First they set their sights on Happy Meals. Next up was circumcision. Now the city of San Francisco has decided that goldfish are a blight upon humanity. The San Francisco Animal Control and Welfare Commission has proposed that city supervisors ban the sale of goldfish in the city because aquarium fish are "mass bred" under "inhumane" conditions.
WTF?
"Most fish in aquariums are either mass bred" under inhumane conditions "or taken from the wild," commission member Philip Gerrie said. That leads to "devastation of tropical fish from places like Southeast Asia," he said.
Millions of children learn to care for animals by raising goldfish. When I was a strapping young lad each of us in our family had a goldfish. We had to feed the fish and keep the water clean. Of course they all eventually died -- though none more spectacularly than my youngest brother's fish who got sick and was eaten by his bowl mate.
Fish are the ultimate urban pet. You don't have to walk them. You don't have to clean up after them. They don't soil the carpet. They don't get fur all over the furniture. They're pretty to look at - especially salt water fish - and you can customize your tank to your heart's content.
The fish don't have to search for food. They don't have to worry about predators. They just have to swim around all day and provide a pleasant backdrop for whatever else is going on inside the house.

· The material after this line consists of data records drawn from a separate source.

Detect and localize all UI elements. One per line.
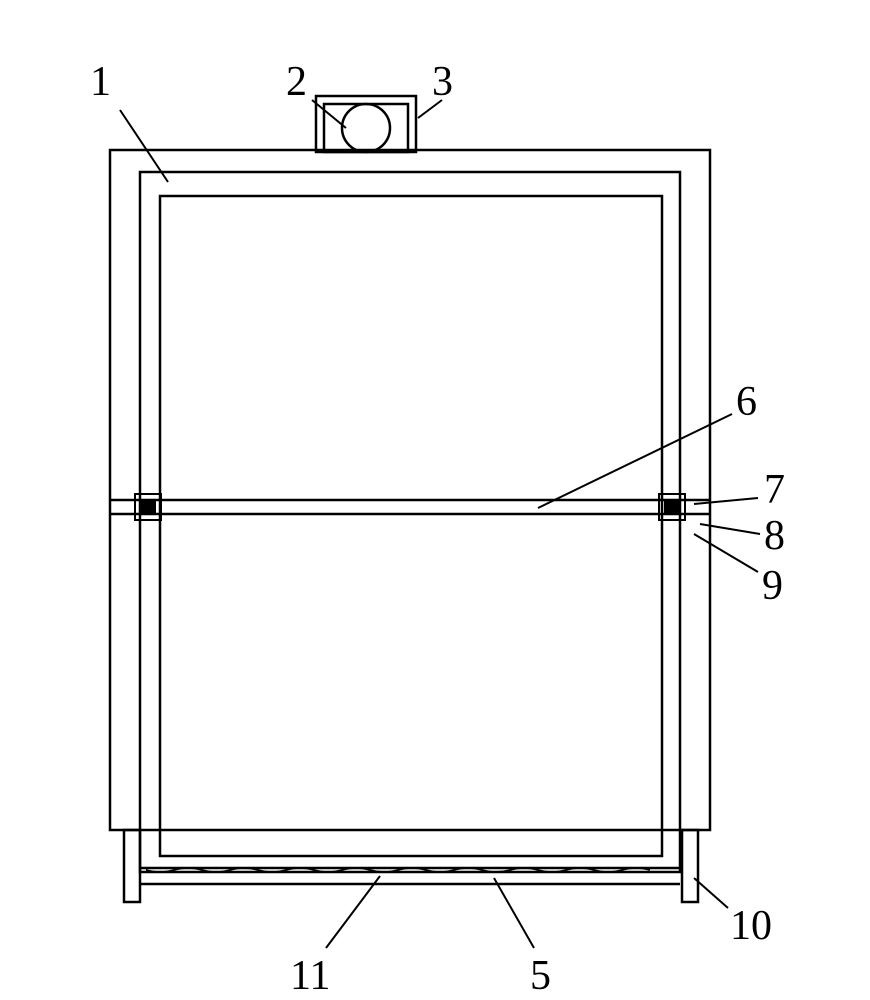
callout-label-9: 9	[762, 562, 783, 610]
pivot-block-left	[140, 499, 156, 515]
technical-diagram	[0, 0, 870, 1000]
callout-label-7: 7	[764, 466, 785, 514]
callout-label-5: 5	[530, 952, 551, 1000]
callout-label-8: 8	[764, 512, 785, 560]
callout-label-6: 6	[736, 378, 757, 426]
callout-label-11: 11	[290, 952, 330, 1000]
callout-label-3: 3	[432, 58, 453, 106]
top-port	[342, 104, 390, 152]
callout-label-2: 2	[286, 58, 307, 106]
callout-label-1: 1	[90, 58, 111, 106]
pivot-block-right	[664, 499, 680, 515]
callout-label-10: 10	[730, 902, 772, 950]
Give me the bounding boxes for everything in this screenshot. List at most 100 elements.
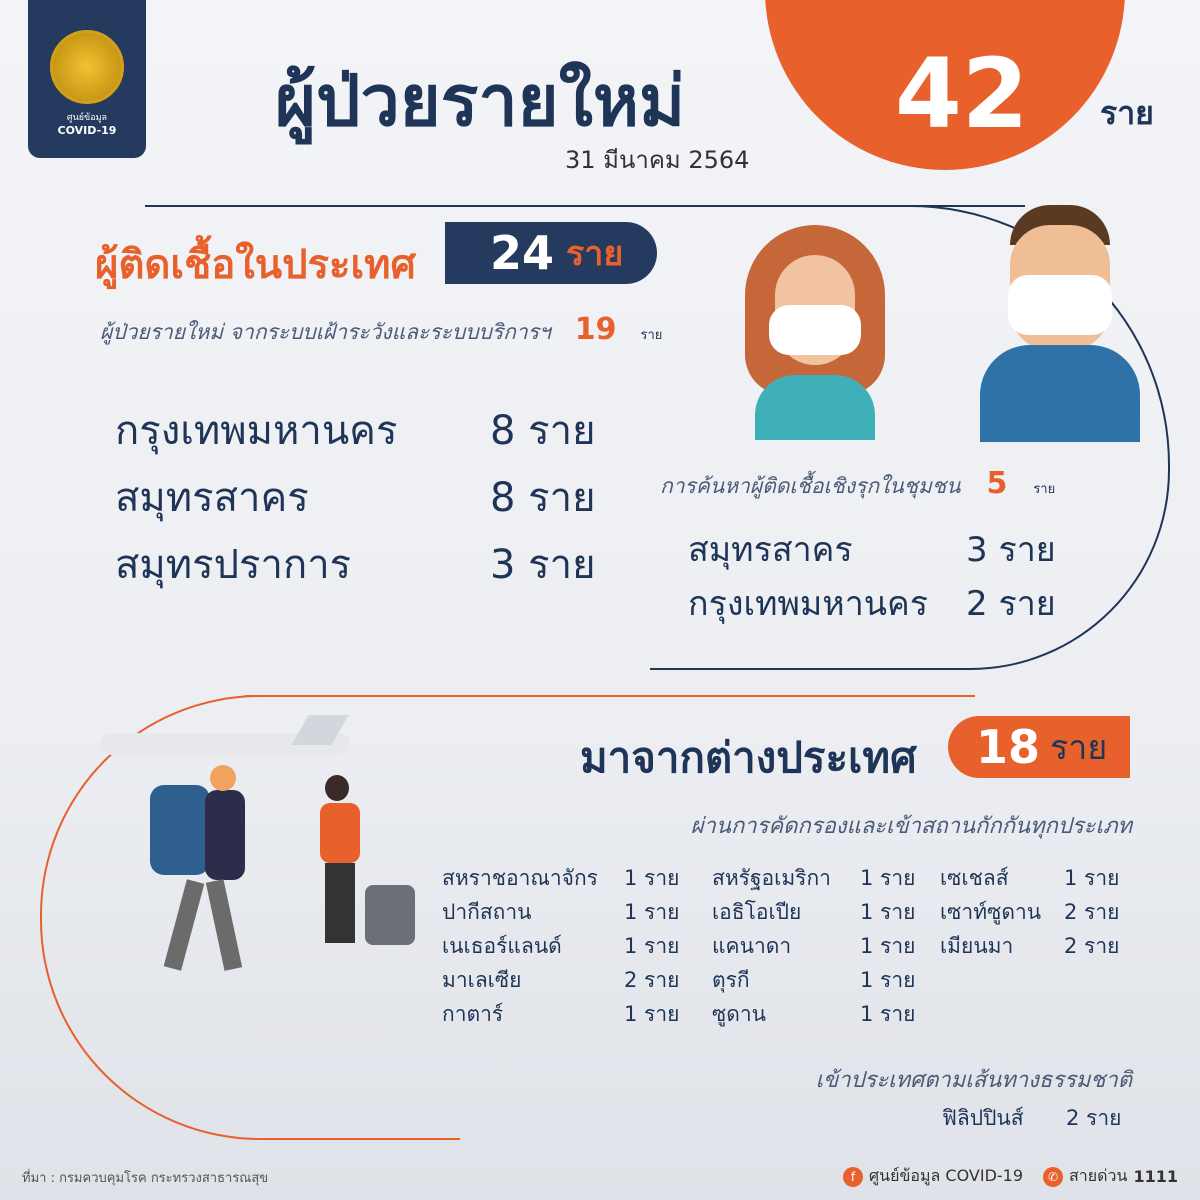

The City by the Bay has rapidly become a symbol of the "nanny state" on steroids. People have to, at some level, be left to their own devices to function. The citizenry has a right to be left alone by the ever expanding reach of the state. Not every perceived wrong can be "fixed" by government fiat.
Like every other major city in the United States, San Francisco is confronted with unemployment, crime, pollution, traffic congestion, poverty, drug and alcohol addiction and a host of other problems. But instead of looking at ways to alleviate human suffering, the do-gooders in San Francisco are taking up the cause of goldfish.
I guess it's much easier to deal with pseudo-issues like rousting fish from the sea than it is with the very real problems that confront our society on a daily basis.